Dopo le polemiche sull’organizzazione dello Sportfimfestival al teatro Pirandello, con zero spettatori, Alberto Re (uno degli organizzatori ndr) si è tolto la vita

La famiglia scrive lettera alla città.  “Voleva contribuire ad elevare il dibattito culturale, non gli è stato concesso, sui social viaggiano sentenze di condanna senza nemmeno il capo di imputazione”.

I fatti

La polemica è nata dopo la prima serata del Festival Internazionale del cinema sportivo che ha visto al teatro Pirandello senza nessun spettatore per il primo film in concorso “William & Mansell” dedicato al grande campione inglese di Formula Uno.

Le immagini della sala vuota hanno fatto il giro dei social, con feroci critiche, vignette satiriche e polemiche di cui si sono occupati  anche i giornali.

Nelle foto che circolavano sul web si vedeva una platea  vuota e presenza solo di uno piccolo gruppo di vigili del fuoco. Non c’era il pubblico, non c’erano il sindaco Francesco Miccichè né l’assessore alla cultura Costantino Ciulla.

La cosa incredibile è che nonostante il Festival sia giunto alla 43esima edizione e costata al Comune 35 mila euro,  nessuno o quasi sapeva dello svolgimento della manifestazione che si doveva svolgere  nell’ambito delle iniziative per Agrigento Capitale Italiana della Cultura del 2025. E da qui le critiche e l’ insano gesto.

La lettera della famiglia

“Alberto Re – scrivono i familiari- era un uomo prima che un padre, un marito e un nonno, un fratello e uno zio, un suocero, amante della vita, delle belle parole. Non amava infingimenti, ha fatto del garbo il suo stile di vita. Noi ci teniamo, perché siamo la sua famiglia, a raccontarlo per quell’uomo che mai si è sottratto alla onestà intellettuale e che sempre ha sorriso alle storture che possono capitare. Fino a qualche giorno fa. Poi l’onta che sale e che scalfisce, che non arretra e che violenta verbalmente una persona, ha consumato il vero danno. L’insano gesto è avvenuto in solitudine, nessuno della famiglia era presente, così come erroneamente riportato”.
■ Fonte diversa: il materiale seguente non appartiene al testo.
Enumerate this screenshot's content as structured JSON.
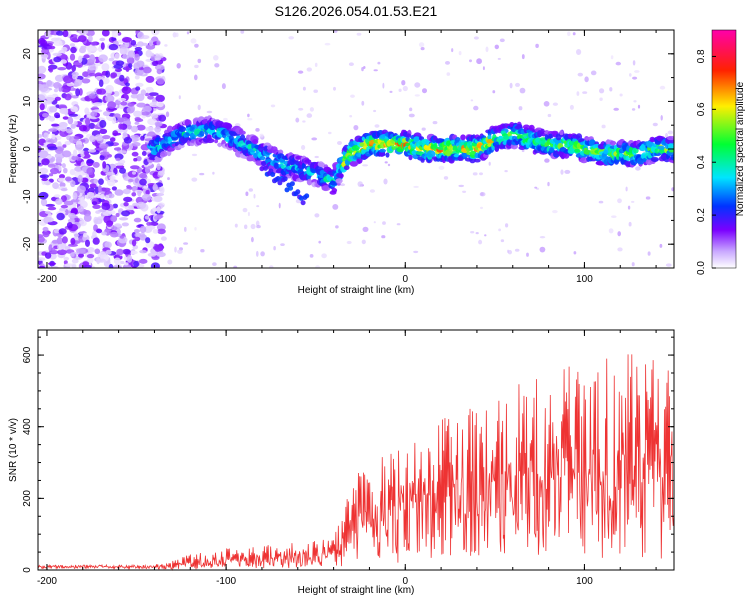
{
  "title": "S126.2026.054.01.53.E21",
  "chart_data": [
    {
      "type": "heatmap",
      "xlabel": "Height of straight line (km)",
      "ylabel": "Frequency (Hz)",
      "xlim": [
        -205,
        150
      ],
      "ylim": [
        -25,
        25
      ],
      "xticks": [
        -200,
        -100,
        0,
        100
      ],
      "yticks": [
        -20,
        -10,
        0,
        10,
        20
      ],
      "colorbar": {
        "label": "Normalized spectral amplitude",
        "range": [
          0,
          0.9
        ],
        "ticks": [
          0.0,
          0.2,
          0.4,
          0.6,
          0.8
        ]
      },
      "ridge": {
        "x": [
          -140,
          -125,
          -110,
          -100,
          -90,
          -80,
          -70,
          -60,
          -50,
          -40,
          -35,
          -30,
          -20,
          -10,
          0,
          10,
          20,
          30,
          40,
          50,
          60,
          70,
          80,
          90,
          100,
          110,
          120,
          130,
          140,
          150
        ],
        "y": [
          0,
          3,
          4,
          3,
          1,
          -1,
          -3,
          -4,
          -5,
          -7,
          -3,
          -1,
          1,
          1,
          1,
          0,
          0,
          0,
          0,
          2,
          3,
          2,
          1,
          1,
          0,
          -1,
          -1,
          -1,
          0,
          0
        ]
      }
    },
    {
      "type": "line",
      "xlabel": "Height of straight line (km)",
      "ylabel": "SNR (10 * v/v)",
      "xlim": [
        -205,
        150
      ],
      "ylim": [
        0,
        670
      ],
      "xticks": [
        -200,
        -100,
        0,
        100
      ],
      "yticks": [
        0,
        200,
        400,
        600
      ],
      "color": "#ee3333",
      "envelope": {
        "x": [
          -205,
          -140,
          -130,
          -120,
          -100,
          -80,
          -60,
          -40,
          -35,
          -30,
          -20,
          -10,
          0,
          20,
          40,
          60,
          80,
          100,
          120,
          140,
          150
        ],
        "y": [
          15,
          15,
          25,
          45,
          60,
          70,
          80,
          90,
          160,
          260,
          300,
          330,
          370,
          420,
          460,
          520,
          560,
          580,
          600,
          610,
          560
        ]
      }
    }
  ]
}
La missiva continua: “Lui, che era un moderatore, che amava la pace, donandola, ha combattuto con  gentilezza quell’ingrato giudizio sommario, senza alcun fondamento, che lo ha reso fragile. Alberto amava scherzare, conosceva la delicatezza della sua amata Agrigento, voleva contribuire ad elevarne il dibattito culturale, non gli è stato concesso, sui social viaggiano sentenze di condanna senza nemmeno il capo di imputazione”.

“Si apra una riflessione”

Prosegue la famiglia nella lettera: “Si apra una riflessione su quello che è accaduto, lo si deve ad Alberto, perché mai più ci si possa trovare di fronte alla tempesta senza vestiti. Perché mai più ci si scaraventi contro un uomo con tale veemenza. Facciamo nostre le parole del Prefetto Romano, che ringraziamo per la sua grande lezione: ‘È cruciale evitare il ripetersi di simili vicende, la critica politica e giornalistica legittima ha superato i confini dell’umanità. Tutti coloro che ricoprono ruoli amministrativi devono impegnarsi a prevenire simili disonori’. Ringraziamo tutta la città di Agrigento per l’affetto enorme che sta dimostrando nei confronti della nostra famiglia, quanti si stanno unendo al dolore perché conoscevano l’uomo e il suo spessore”.